Morality on AI Education
I’ve run into a new problem recently when working on an AI-integrated learning application. The service works great, however there is a legitimate wrestle with the morality argument of using LLMs as a facade in front of human-created educational content.
If you want to learn something, there’s no shortage of great lectures, guides and curriculums available online — created by experienced educators and professionals who are well deserving of their students and mentees. Why not just use what’s already out there? Do we really gain anything by having an LLM regurgitate it in a different tone? It’s also somewhat criminal — LLMs use this same content as training data and runtime context to generate its outputs, every person that reads information from AI is one that isn’t reading it from the original author.
Objectively this isn’t fair at all. You’re funnelling traffic away from the original authors, diverting any sort of monetisation to the LLM providers via token-costs of content generation. While I am just morally bankrupt enough to use this sort of service for myself at an individual scale, I could never in my right mind promote usage of it from others.
So, is the idea dead?
It’s a bit of a shame — the medium is quite a nice learning experience. On-demand lesson generation tailored to your specific preferences is convienient as hell, and it’s a great replacement for doom-scrolling social media.
The stubborn arse in me wants to find a way to make it work, some equitable balance of compensation for involved parties.
How about educators/mentors get paid to act as providers of education resources to the AI service?
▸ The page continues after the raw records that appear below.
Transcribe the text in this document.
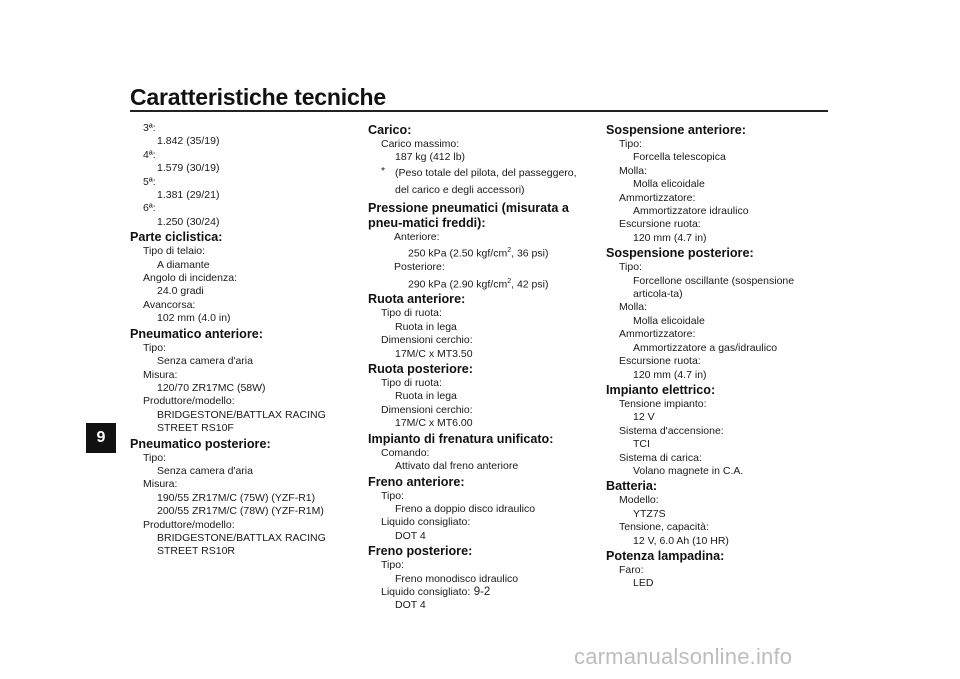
Caratteristiche tecniche
9
3ª:
1.842 (35/19)
4ª:
1.579 (30/19)
5ª:
1.381 (29/21)
6ª:
1.250 (30/24)
Parte ciclistica:
Tipo di telaio:
A diamante
Angolo di incidenza:
24.0 gradi
Avancorsa:
102 mm (4.0 in)
Pneumatico anteriore:
Tipo:
Senza camera d'aria
Misura:
120/70 ZR17MC (58W)
Produttore/modello:
BRIDGESTONE/BATTLAX RACING
STREET RS10F
Pneumatico posteriore:
Tipo:
Senza camera d'aria
Misura:
190/55 ZR17M/C (75W) (YZF-R1)
200/55 ZR17M/C (78W) (YZF-R1M)
Produttore/modello:
BRIDGESTONE/BATTLAX RACING
STREET RS10R
Carico:
Carico massimo:
187 kg (412 lb)
* (Peso totale del pilota, del passeggero, del carico e degli accessori)
Pressione pneumatici (misurata a pneu-matici freddi):
Anteriore:
250 kPa (2.50 kgf/$cm^2$, 36 psi)
Posteriore:
290 kPa (2.90 kgf/$cm^2$, 42 psi)
Ruota anteriore:
Tipo di ruota:
Ruota in lega
Dimensioni cerchio:
17M/C x MT3.50
Ruota posteriore:
Tipo di ruota:
Ruota in lega
Dimensioni cerchio:
17M/C x MT6.00
Impianto di frenatura unificato:
Comando:
Attivato dal freno anteriore
Freno anteriore:
Tipo:
Freno a doppio disco idraulico
Liquido consigliato:
DOT 4
Freno posteriore:
Tipo:
Freno monodisco idraulico
Liquido consigliato:
DOT 4
Sospensione anteriore:
Tipo:
Forcella telescopica
Molla:
Molla elicoidale
Ammortizzatore:
Ammortizzatore idraulico
Escursione ruota:
120 mm (4.7 in)
Sospensione posteriore:
Tipo:
Forcellone oscillante (sospensione articola-ta)
Molla:
Molla elicoidale
Ammortizzatore:
Ammortizzatore a gas/idraulico
Escursione ruota:
120 mm (4.7 in)
Impianto elettrico:
Tensione impianto:
12 V
Sistema d'accensione:
TCI
Sistema di carica:
Volano magnete in C.A.
Batteria:
Modello:
YTZ7S
Tensione, capacità:
12 V, 6.0 Ah (10 HR)
Potenza lampadina:
Faro:
LED
9-2
carmanualsonline.info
It’d have to be via a transparent and fair contractual agreement to ensure mentors aren’t screwed out of their content and made obsolete via “training” their replacement AI mentors. There would need to be appropriate back-out and content ownership policies in place to make sure the service can’t use a mentors content without their active participation in an agreement.
The mentor/educator content platform isn’t new, so that has some proven legs. The LLM-layer as just another education tool could just be a nice new flair to the online / self-driven learning experience, an assistive layer to broaden effectiveness and reach to different learners.
Napkin math is needed before any further idea cooking, but for now I am enjoying the new learning format myself.